トランプ米大統領が定めた「相互関税」上乗せ分の停止期間が終了する7月9日までの合意は難しくなり、交渉は当初の楽観ムードが一変した形。以前トランプ氏は、インド政府が米国製品に対する「関税ゼロ」で合意したと主張し、両国政府からはインドが初めて米国と関税問題で合意する国になり得るとの観測まで出ていた。
3人のインド政府高官はロイターに、インドは米国に対して7月9日に発動される相互関税26%の撤回と、鉄鋼・自動車部品の関税引き下げを要求しているものの、米国側はなお応じていないと説明した。

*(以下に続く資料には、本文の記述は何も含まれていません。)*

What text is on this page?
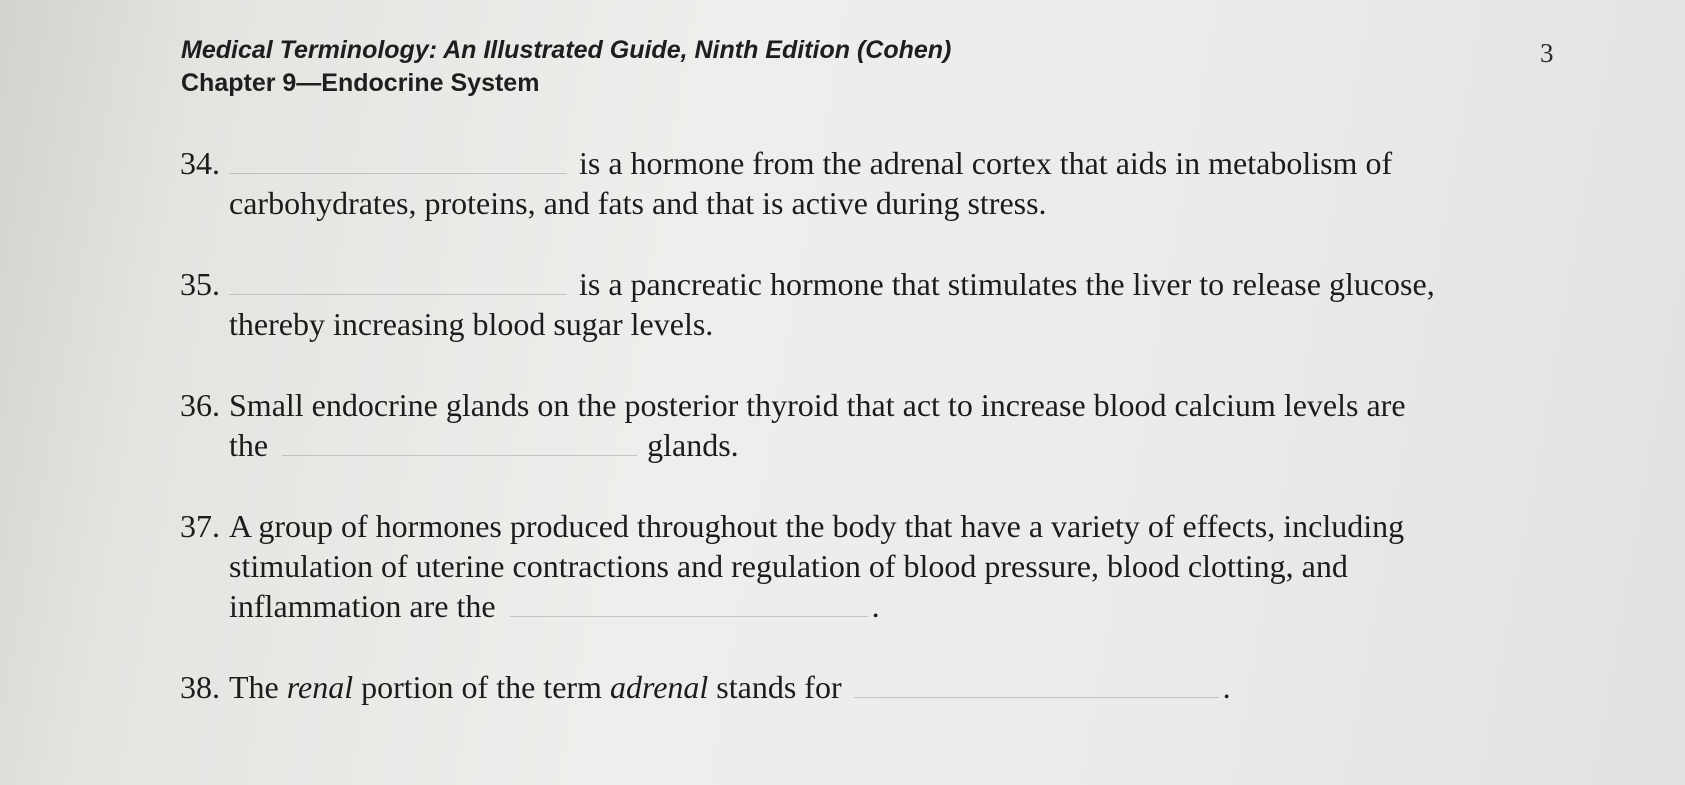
Medical Terminology: An Illustrated Guide, Ninth Edition (Cohen)
Chapter 9—Endocrine System
3
34.	is a hormone from the adrenal cortex that aids in metabolism of
carbohydrates, proteins, and fats and that is active during stress.
35.	is a pancreatic hormone that stimulates the liver to release glucose,
thereby increasing blood sugar levels.
36. Small endocrine glands on the posterior thyroid that act to increase blood calcium levels are
the	glands.
37. A group of hormones produced throughout the body that have a variety of effects, including
stimulation of uterine contractions and regulation of blood pressure, blood clotting, and
inflammation are the	.
38. The renal portion of the term adrenal stands for	.
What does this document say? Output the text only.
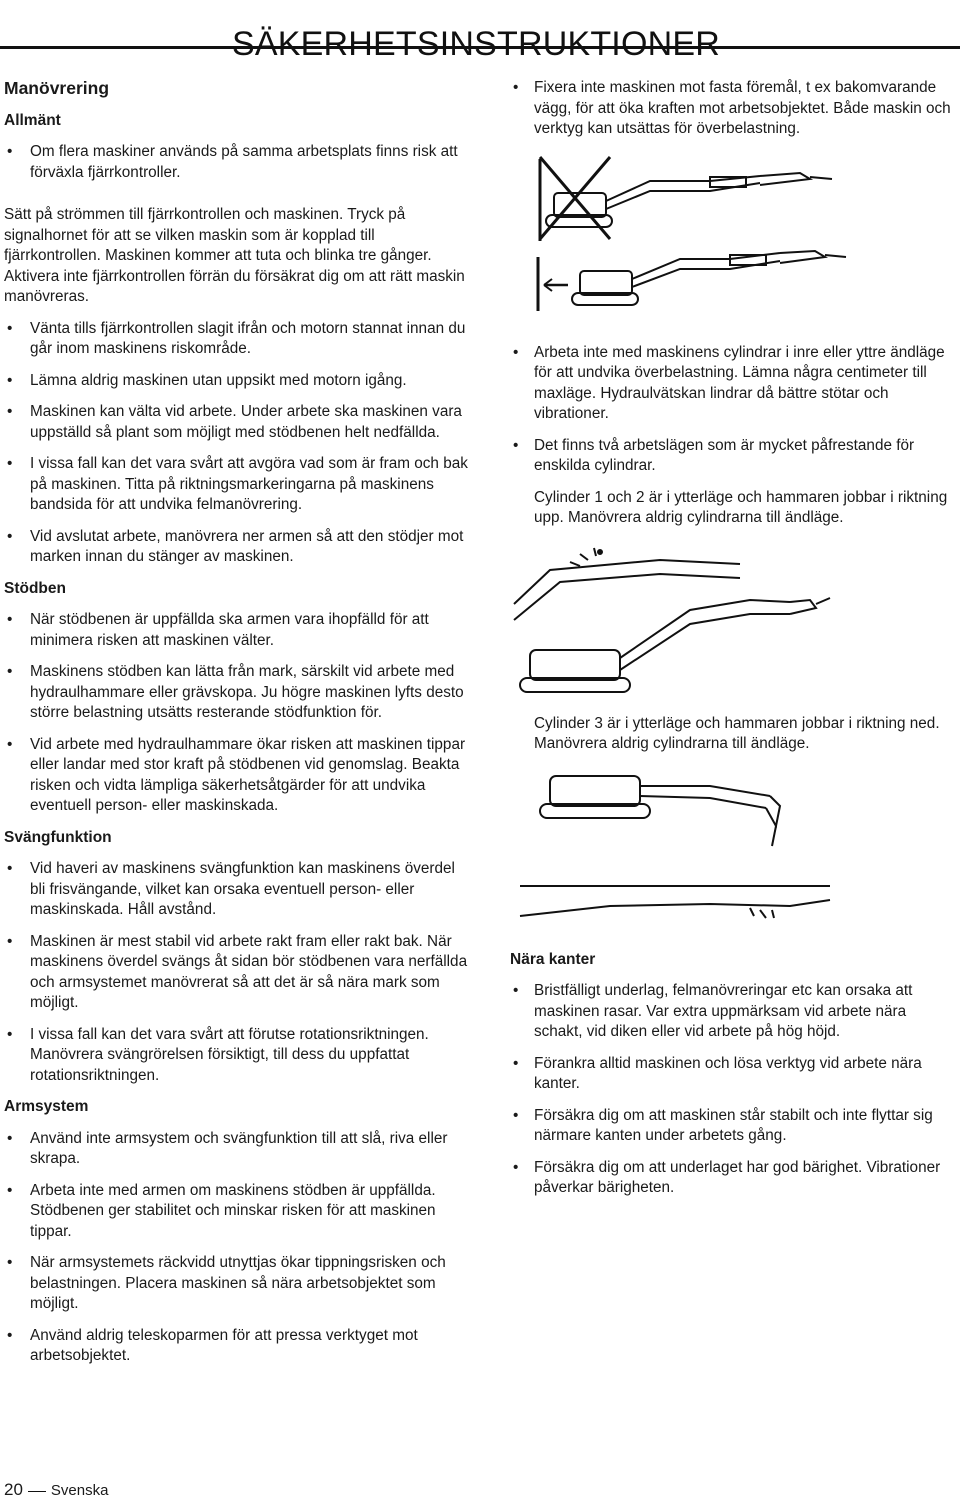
SÄKERHETSINSTRUKTIONER
Manövrering
Allmänt
• Om flera maskiner används på samma arbetsplats finns risk att förväxla fjärrkontroller.
Sätt på strömmen till fjärrkontrollen och maskinen. Tryck på signalhornet för att se vilken maskin som är kopplad till fjärrkontrollen. Maskinen kommer att tuta och blinka tre gånger. Aktivera inte fjärrkontrollen förrän du försäkrat dig om att rätt maskin manövreras.
• Vänta tills fjärrkontrollen slagit ifrån och motorn stannat innan du går inom maskinens riskområde.
• Lämna aldrig maskinen utan uppsikt med motorn igång.
• Maskinen kan välta vid arbete. Under arbete ska maskinen vara uppställd så plant som möjligt med stödbenen helt nedfällda.
• I vissa fall kan det vara svårt att avgöra vad som är fram och bak på maskinen. Titta på riktningsmarkeringarna på maskinens bandsida för att undvika felmanövrering.
• Vid avslutat arbete, manövrera ner armen så att den stödjer mot marken innan du stänger av maskinen.
Stödben
• När stödbenen är uppfällda ska armen vara ihopfälld för att minimera risken att maskinen välter.
• Maskinens stödben kan lätta från mark, särskilt vid arbete med hydraulhammare eller grävskopa. Ju högre maskinen lyfts desto större belastning utsätts resterande stödfunktion för.
• Vid arbete med hydraulhammare ökar risken att maskinen tippar eller landar med stor kraft på stödbenen vid genomslag. Beakta risken och vidta lämpliga säkerhetsåtgärder för att undvika eventuell person- eller maskinskada.
Svängfunktion
• Vid haveri av maskinens svängfunktion kan maskinens överdel bli frisvängande, vilket kan orsaka eventuell person- eller maskinskada. Håll avstånd.
• Maskinen är mest stabil vid arbete rakt fram eller rakt bak. När maskinens överdel svängs åt sidan bör stödbenen vara nerfällda och armsystemet manövrerat så att det är så nära mark som möjligt.
• I vissa fall kan det vara svårt att förutse rotationsriktningen. Manövrera svängrörelsen försiktigt, till dess du uppfattat rotationsriktningen.
Armsystem
• Använd inte armsystem och svängfunktion till att slå, riva eller skrapa.
• Arbeta inte med armen om maskinens stödben är uppfällda. Stödbenen ger stabilitet och minskar risken för att maskinen tippar.
• När armsystemets räckvidd utnyttjas ökar tippningsrisken och belastningen. Placera maskinen så nära arbetsobjektet som möjligt.
• Använd aldrig teleskoparmen för att pressa verktyget mot arbetsobjektet.
• Fixera inte maskinen mot fasta föremål, t ex bakomvarande vägg, för att öka kraften mot arbetsobjektet. Både maskin och verktyg kan utsättas för överbelastning.
• Arbeta inte med maskinens cylindrar i inre eller yttre ändläge för att undvika överbelastning. Lämna några centimeter till maxläge. Hydraulvätskan lindrar då bättre stötar och vibrationer.
• Det finns två arbetslägen som är mycket påfrestande för enskilda cylindrar.
Cylinder 1 och 2 är i ytterläge och hammaren jobbar i riktning upp. Manövrera aldrig cylindrarna till ändläge.
Cylinder 3 är i ytterläge och hammaren jobbar i riktning ned. Manövrera aldrig cylindrarna till ändläge.
Nära kanter
• Bristfälligt underlag, felmanövreringar etc kan orsaka att maskinen rasar. Var extra uppmärksam vid arbete nära schakt, vid diken eller vid arbete på hög höjd.
• Förankra alltid maskinen och lösa verktyg vid arbete nära kanter.
• Försäkra dig om att maskinen står stabilt och inte flyttar sig närmare kanten under arbetets gång.
• Försäkra dig om att underlaget har god bärighet. Vibrationer påverkar bärigheten.
20 Svenska
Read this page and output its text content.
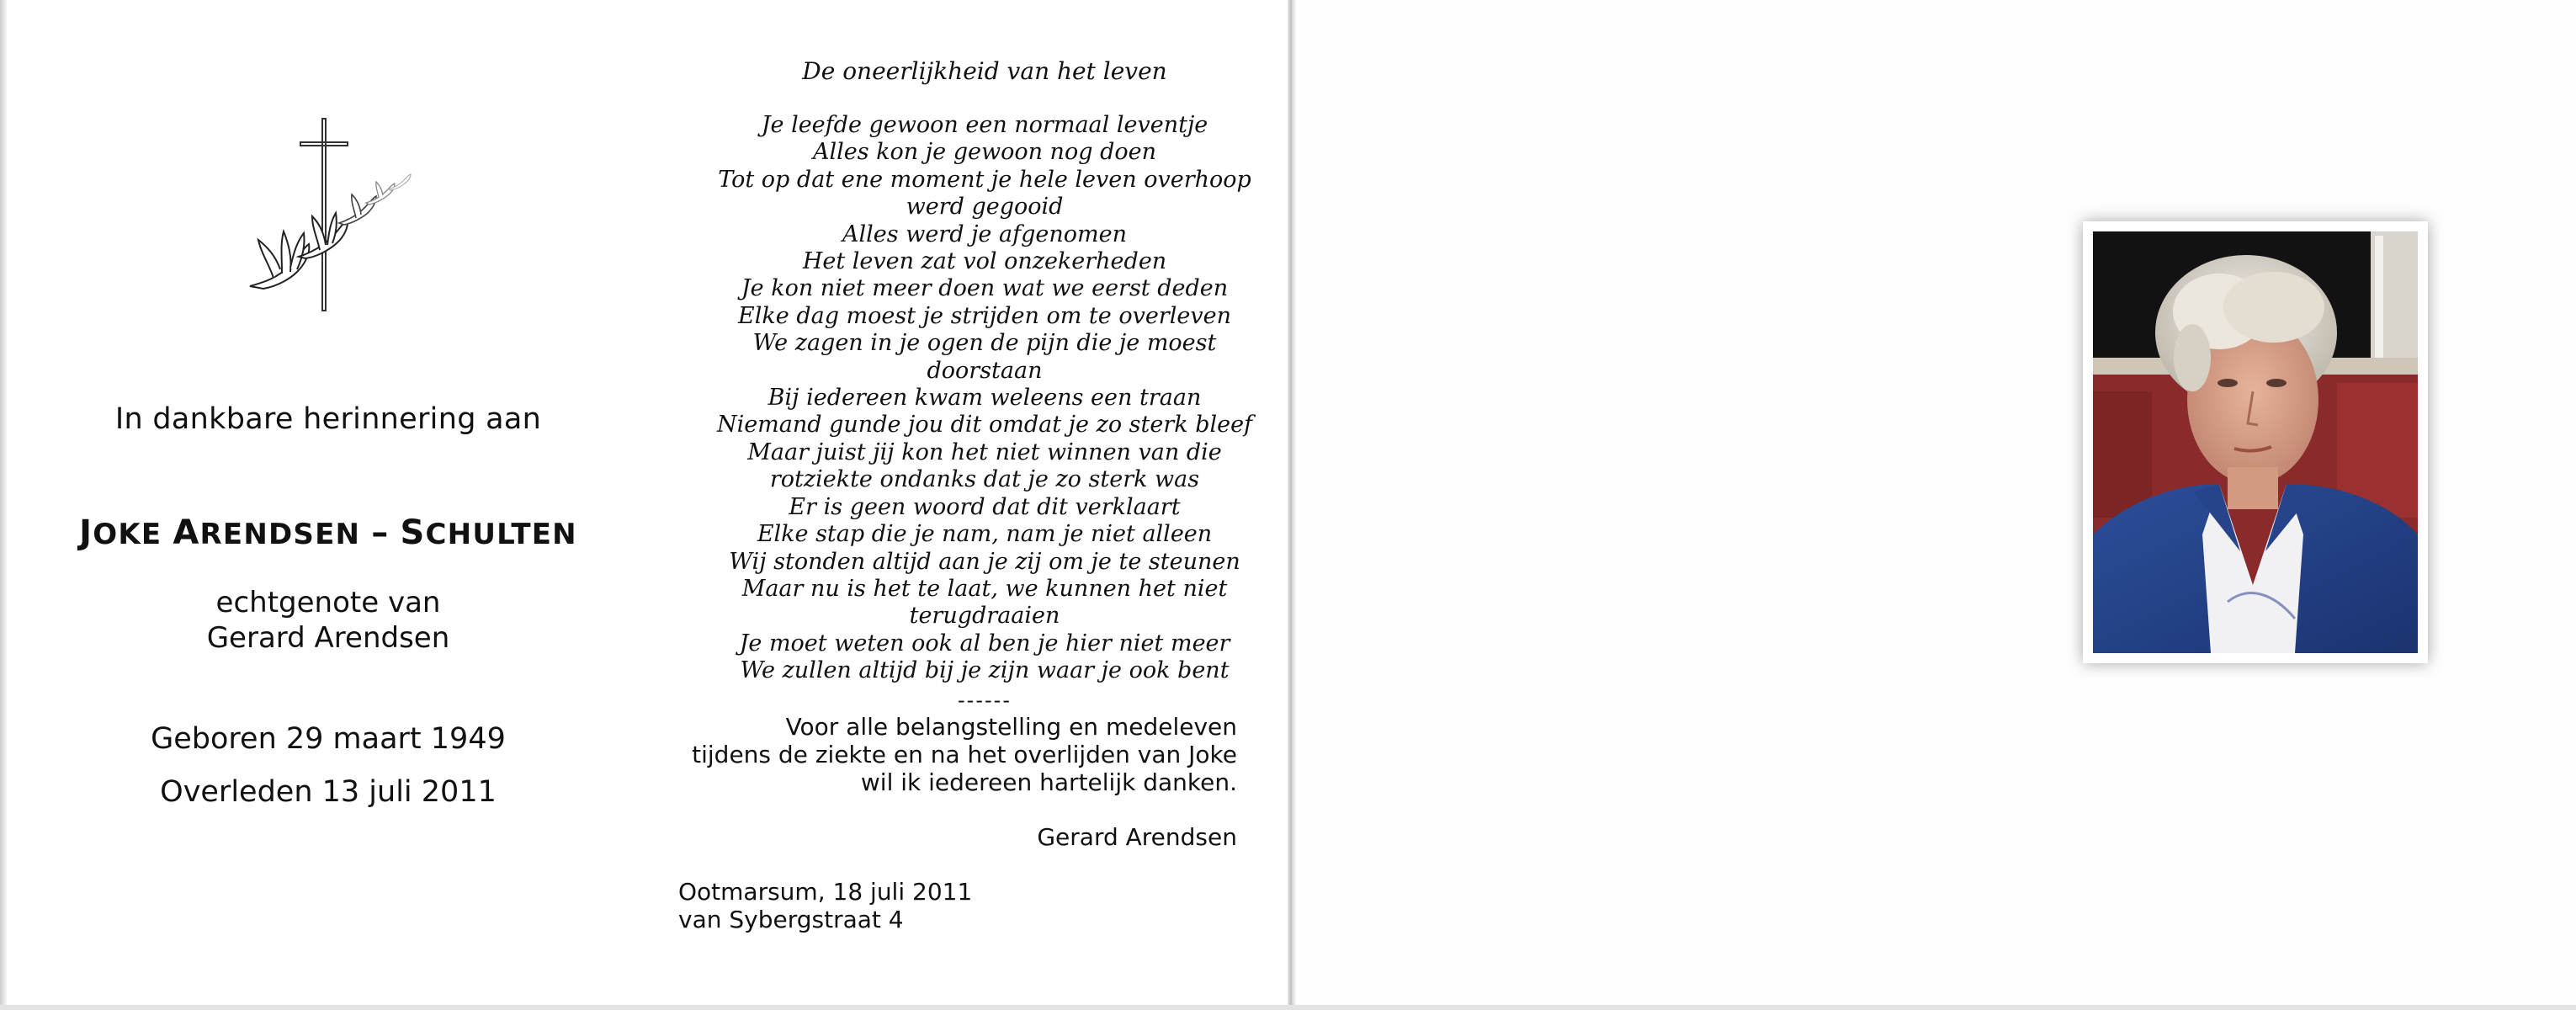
In dankbare herinnering aan
JOKE ARENDSEN – SCHULTEN
echtgenote van
Gerard Arendsen
Geboren 29 maart 1949
Overleden 13 juli 2011
De oneerlijkheid van het leven
Je leefde gewoon een normaal leventje
Alles kon je gewoon nog doen
Tot op dat ene moment je hele leven overhoop
werd gegooid
Alles werd je afgenomen
Het leven zat vol onzekerheden
Je kon niet meer doen wat we eerst deden
Elke dag moest je strijden om te overleven
We zagen in je ogen de pijn die je moest
doorstaan
Bij iedereen kwam weleens een traan
Niemand gunde jou dit omdat je zo sterk bleef
Maar juist jij kon het niet winnen van die
rotziekte ondanks dat je zo sterk was
Er is geen woord dat dit verklaart
Elke stap die je nam, nam je niet alleen
Wij stonden altijd aan je zij om je te steunen
Maar nu is het te laat, we kunnen het niet
terugdraaien
Je moet weten ook al ben je hier niet meer
We zullen altijd bij je zijn waar je ook bent
------
Voor alle belangstelling en medeleven
tijdens de ziekte en na het overlijden van Joke
wil ik iedereen hartelijk danken.
Gerard Arendsen
Ootmarsum, 18 juli 2011
van Sybergstraat 4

高官の1人は「米国サイドはまずインドが大豆やトウモロコシ、自動車、アルコール飲料などの関税をより大幅に下げ、非関税障壁も緩和すると約束することを望んでいる」と述べ、それが両国に溝を生んでいると分析した。
2人目の高官は、7月9日より前にインド代表団が米首都ワシントンを訪れる見通しだが、協議の重点は暫定的な取引を急ぐのではなく、もっと幅広い合意を目指す方向に移るかもしれないと予想した。
最初の高官は「われわれには熱意があるとはいえ、7月9日前に取引を結ぶことを切望しているわけではない」と語り、2人目の高官は「複数回にわたるこれまでの話し合いにもかかわらず、状況は大して進展していない」と指摘した。
インド政府系シンクタンク、インド外国貿易研究所を率いるラム・シン氏は「ボールは米国側にある。インドはどちらが一方だけが得をする貿易協定には賛成しない」と強調した。